防人(さきもり)は、朝鮮半島での白村江(はくすきのえ) (663)の戦いに負けたために 664年に設けられた制度で、筑紫(ちくし)・壱岐(いき)・対馬(つしま)などの北九州の防衛にあたった兵士のことです。防人には東国の人が選ばれました。任期は、3年で毎年2月に兵員の三分の一が交代したそうです。東国から行くときは部領使(ぶりょうし)という役割の人が連れて行きますが、帰りは自費です。ですから、帰りたくても帰ることができない人がいました。

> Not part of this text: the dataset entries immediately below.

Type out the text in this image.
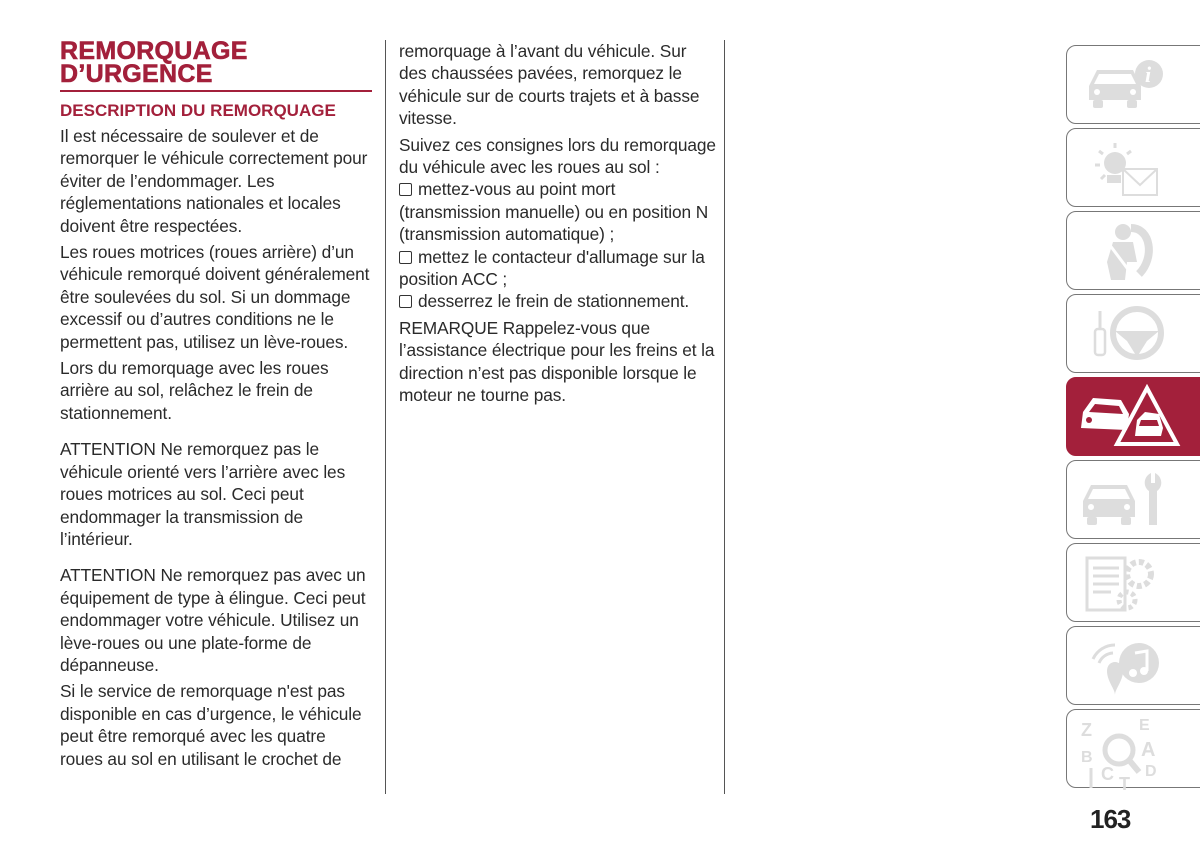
REMORQUAGE
D’URGENCE
DESCRIPTION DU REMORQUAGE

Il est nécessaire de soulever et de remorquer le véhicule correctement pour éviter de l’endommager. Les réglementations nationales et locales doivent être respectées.

Les roues motrices (roues arrière) d’un véhicule remorqué doivent généralement être soulevées du sol. Si un dommage excessif ou d’autres conditions ne le permettent pas, utilisez un lève-roues.

Lors du remorquage avec les roues arrière au sol, relâchez le frein de stationnement.

ATTENTION Ne remorquez pas le véhicule orienté vers l’arrière avec les roues motrices au sol. Ceci peut endommager la transmission de l’intérieur.

ATTENTION Ne remorquez pas avec un équipement de type à élingue. Ceci peut endommager votre véhicule. Utilisez un lève-roues ou une plate-forme de dépanneuse.

Si le service de remorquage n'est pas disponible en cas d’urgence, le véhicule peut être remorqué avec les quatre roues au sol en utilisant le crochet de

remorquage à l’avant du véhicule. Sur des chaussées pavées, remorquez le véhicule sur de courts trajets et à basse vitesse.

Suivez ces consignes lors du remorquage du véhicule avec les roues au sol :

mettez-vous au point mort (transmission manuelle) ou en position N (transmission automatique) ;

mettez le contacteur d'allumage sur la position ACC ;

desserrez le frein de stationnement.

REMARQUE Rappelez-vous que l’assistance électrique pour les freins et la direction n’est pas disponible lorsque le moteur ne tourne pas.

i
Z	E
B A
C T
D
163
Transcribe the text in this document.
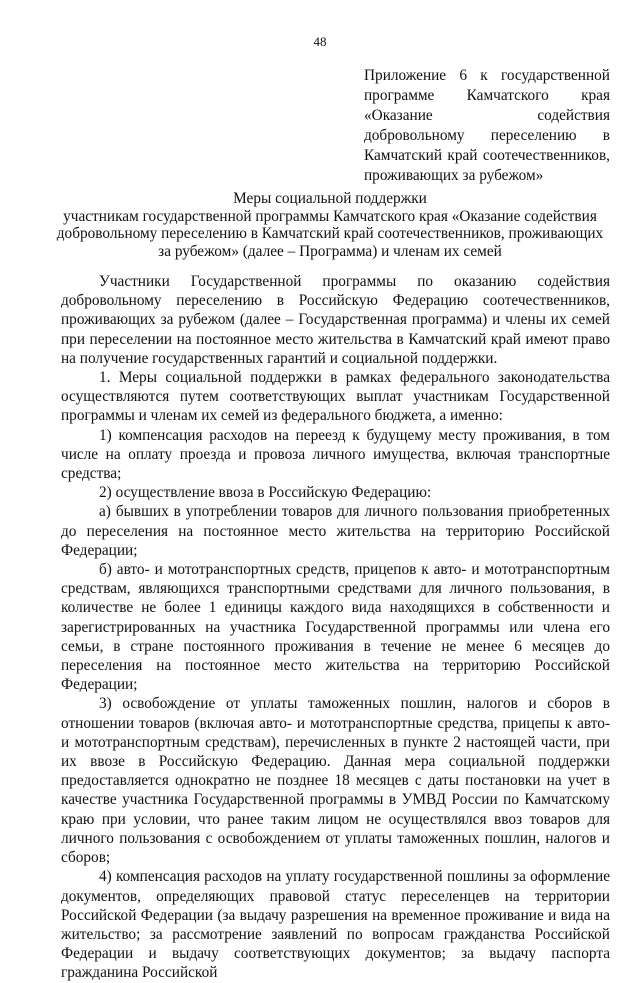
48
Приложение 6 к государственной программе Камчатского края «Оказание содействия добровольному переселению в Камчатский край соотечественников, проживающих за рубежом»
Меры социальной поддержки
участникам государственной программы Камчатского края «Оказание содействия
добровольному переселению в Камчатский край соотечественников, проживающих
за рубежом» (далее – Программа) и членам их семей

Участники Государственной программы по оказанию содействия добровольному переселению в Российскую Федерацию соотечественников, проживающих за рубежом (далее – Государственная программа) и члены их семей при переселении на постоянное место жительства в Камчатский край имеют право на получение государственных гарантий и социальной поддержки.

1. Меры социальной поддержки в рамках федерального законодательства осуществляются путем соответствующих выплат участникам Государственной программы и членам их семей из федерального бюджета, а именно:

1) компенсация расходов на переезд к будущему месту проживания, в том числе на оплату проезда и провоза личного имущества, включая транспортные средства;

2) осуществление ввоза в Российскую Федерацию:

а) бывших в употреблении товаров для личного пользования приобретенных до переселения на постоянное место жительства на территорию Российской Федерации;

б) авто- и мототранспортных средств, прицепов к авто- и мототранспортным средствам, являющихся транспортными средствами для личного пользования, в количестве не более 1 единицы каждого вида находящихся в собственности и зарегистрированных на участника Государственной программы или члена его семьи, в стране постоянного проживания в течение не менее 6 месяцев до переселения на постоянное место жительства на территорию Российской Федерации;

3) освобождение от уплаты таможенных пошлин, налогов и сборов в отношении товаров (включая авто- и мототранспортные средства, прицепы к авто- и мототранспортным средствам), перечисленных в пункте 2 настоящей части, при их ввозе в Российскую Федерацию. Данная мера социальной поддержки предоставляется однократно не позднее 18 месяцев с даты постановки на учет в качестве участника Государственной программы в УМВД России по Камчатскому краю при условии, что ранее таким лицом не осуществлялся ввоз товаров для личного пользования с освобождением от уплаты таможенных пошлин, налогов и сборов;

4) компенсация расходов на уплату государственной пошлины за оформление документов, определяющих правовой статус переселенцев на территории Российской Федерации (за выдачу разрешения на временное проживание и вида на жительство; за рассмотрение заявлений по вопросам гражданства Российской Федерации и выдачу соответствующих документов; за выдачу паспорта гражданина Российской
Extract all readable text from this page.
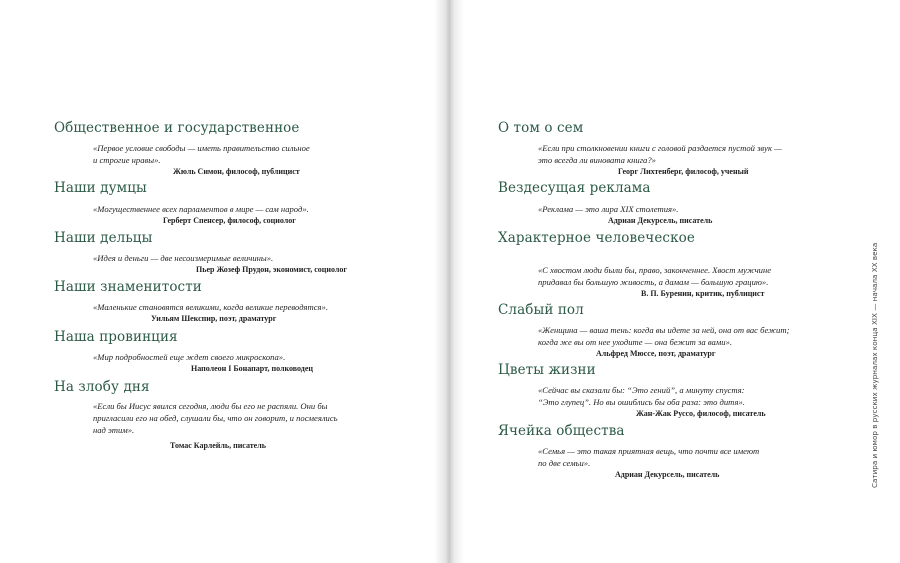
Общественное и государственное
«Первое условие свободы — иметь правительство сильное
и строгие нравы».
Жюль Симон, философ, публицист
Наши думцы
«Могущественнее всех парламентов в мире — сам народ».
Герберт Спенсер, философ, социолог
Наши дельцы
«Идея и деньги — две несоизмеримые величины».
Пьер Жозеф Прудон, экономист, социолог
Наши знаменитости
«Маленькие становятся великими, когда великие переводятся».
Уильям Шекспир, поэт, драматург
Наша провинция
«Мир подробностей еще ждет своего микроскопа».
Наполеон I Бонапарт, полководец
На злобу дня
«Если бы Иисус явился сегодня, люди бы его не распяли. Они бы
пригласили его на обед, слушали бы, что он говорит, и посмеялись
над этим».
Томас Карлейль, писатель
О том о сем
«Если при столкновении книги с головой раздается пустой звук —
это всегда ли виновата книга?»
Георг Лихтенберг, философ, ученый
Вездесущая реклама
«Реклама — это лира XIX столетия».
Адриан Декурсель, писатель
Характерное человеческое
«С хвостом люди были бы, право, законченнее. Хвост мужчине
придавал бы большую живость, а дамам — большую грацию».
В. П. Буренин, критик, публицист
Слабый пол
«Женщина — ваша тень: когда вы идете за ней, она от вас бежит;
когда же вы от нее уходите — она бежит за вами».
Альфред Мюссе, поэт, драматург
Цветы жизни
«Сейчас вы сказали бы: “Это гений”, а минуту спустя:
“Это глупец”. Но вы ошиблись бы оба раза: это дитя».
Жан-Жак Руссо, философ, писатель
Ячейка общества
«Семья — это такая приятная вещь, что почти все имеют
по две семьи».
Адриан Декурсель, писатель	Сатира и юмор в русских журналах конца XIX — начала XX века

また、無理して帰路についても、故郷の土地を見ること無く、途中で行き倒れとなる人もいたようです。
 
東歌編集の時期は明らかでないが、武蔵の国が東山道から東海道へ転属したのは、宝亀2(771)年であるから、それ以後である。      
                 
                          佐野の舟橋碑イメージ 5
(一)
     可美都気努 佐野之布奈波之 登里波奈之 於也波左久礼騰 和波左可流賀倍
                                     (3420
   
    『上毛野佐野の舟橋取り放し親は離(さ)くれど吾は離(さか)るがへ』
《大意》
 上毛野の佐野の船橋を取り放すが如く、親は間を離しても私は離れはいたしません。
 (佐野の舟橋がしばしば取り放されるのをみて、若い男女の間を遠ざける親の心のかたくなさを契機にして、一首の民謡として成立させたのであろう。)
 
「佐野の舟橋」と定家、家隆
「舟橋」は歌枕として、古来、しばしば使われてきている。「佐野の舟橋」を詠みこんだ歌と藤原定家と藤原家隆にまつわる神社が高崎市内に二カ所あります。
 
                          定 家 神 社  (ていかじんじゃ)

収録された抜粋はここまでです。